Kelly Bryant’s star turn in The Bryant Identity may not be the only thing that made this the fifth hit in a row for director Barry Odom. There’s plenty to like about this latest hit in a dynamite run of features. But Bryant is undoubtedly the centerpiece, the top billing — the glue that holds it all together.
The narrative starts from a dark place. After a game gone wrong, Kelly Bryant emerges from a scary leg injury all but buried by the people who saw it happen. Fans had started moving onto the playbook under the next quarterback. “Even if he avoids disaster,” the whispers went, “he’ll be down for the count for a good while.”
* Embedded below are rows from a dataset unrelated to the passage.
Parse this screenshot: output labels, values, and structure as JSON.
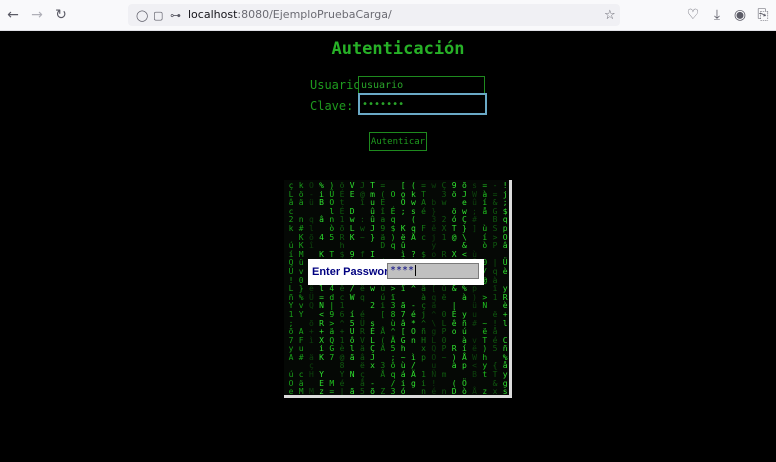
{
  "browser": {
    "url_host": "localhost",
    "url_rest": ":8080/EjemploPruebaCarga/"
  },
  "page": {
    "title": "Autenticación",
    "user_label": "Usuario:",
    "user_value": "usuario",
    "password_label": "Clave:",
    "password_value": "•••••••",
    "submit_label": "Autenticar"
  },
  "image": {
    "prompt_label": "Enter Password:",
    "prompt_value": "****"
  },
  "colors": {
    "accent": "#27b127",
    "prompt_text": "#000080"
  }
}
Bryant proves the doubters wrong. And while there are signs of rust in his return to form, he remembers his true self and turns in his best performance of the year, running swiftly from and through Ole Miss defenders, hitting targets with deadly accuracy and knowing when to step aside and let his teammates take the spotlight. And while the stealthy, underrated John Rhys Plumlee stalks Bryant and Missouri, trying to take them out when they’re least expecting it, Bryant ends up besting his foe, capitalizing on the openings he’s given and doing just enough to keep Plumlee at bay until the clock runs out on him.
The brilliance of the Bryant performance, then, is in its subtlety. It may be hard to notice what he’s doing in light of the context, but he’s quietly offering a steady hand for the audience to grab onto, occasionally flashing his brilliance. While it may be understated at times, it’s undoubtedly Bryant’s best performance, combing requisite star power and efficient screen time.
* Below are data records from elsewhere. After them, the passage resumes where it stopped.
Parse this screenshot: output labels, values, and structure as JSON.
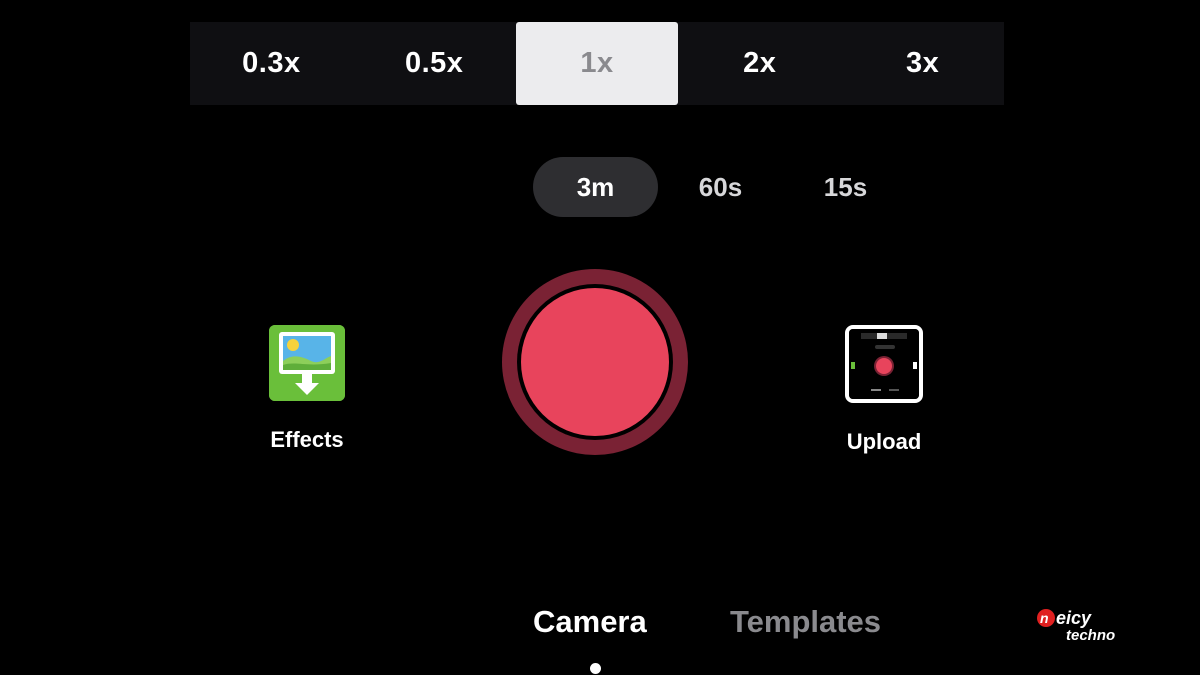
{
  "speed": {
    "options": [
      "0.3x",
      "0.5x",
      "1x",
      "2x",
      "3x"
    ],
    "selected": "1x"
  },
  "duration": {
    "options": [
      "3m",
      "60s",
      "15s"
    ],
    "selected": "3m"
  },
  "record": {
    "icon": "record-icon",
    "color": "#e8445c",
    "ring_color": "#7a2234"
  },
  "effects": {
    "label": "Effects",
    "icon": "gallery-download-icon",
    "color": "#6abf3a"
  },
  "upload": {
    "label": "Upload",
    "icon": "upload-thumbnail-icon"
  },
  "tabs": {
    "camera": "Camera",
    "templates": "Templates",
    "active": "Camera"
  },
  "watermark": {
    "logo": "neicy-techno-logo",
    "text": "neicy techno"
  }
}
As mentioned, Bryant isn’t the only thing to love about The Bryant Identity. Despite losing star Cale Garrett before production began, Odom and assistant directors Ryan Walters and Derek Dooley were able to put together a solid supporting cast of A and B-list players. Jordan Elliott turns in his best performance as a Tiger, bulldozing through every obstacle in his path to cause disruption. Larry Rountree III puts up another workmanlike supporting turn — he’s almost never bad. Nick Bolton continues to shine in his hybrid lead-supporting role. Even lower-billed players like Joshuah Bledsoe get some good run.
And while Kelly Bryant is the star of this feature, the secret sauce is Dooley’s adept choreography. Almost all of Bryant’s moves are planned and executed with flawless precision: a bootleg here, a reverse there — Dooley earns high marks for his best work in the five-feature hot streak. Even when things don’t quite work, you get the sense that he’s holding back because the ending is already in sight. This isn’t always an excuse to go completely vanilla, but it’s understandable under the circumstances. In the end, the lows don’t take away from the highs.
Overall, it’s another big winner for director Barry Odom. The Bryant Identity is simple at heart — star quarterback seems to have been lost, ends up coming back and wreaking havoc on those who would keep him down — but it proves that audiences don’t need big pomp and circumstance. Give them a crowd-pleasing, action-packed thriller where the ending isn’t ever in doubt (but still offers some late suspense), and audiences will pack the house.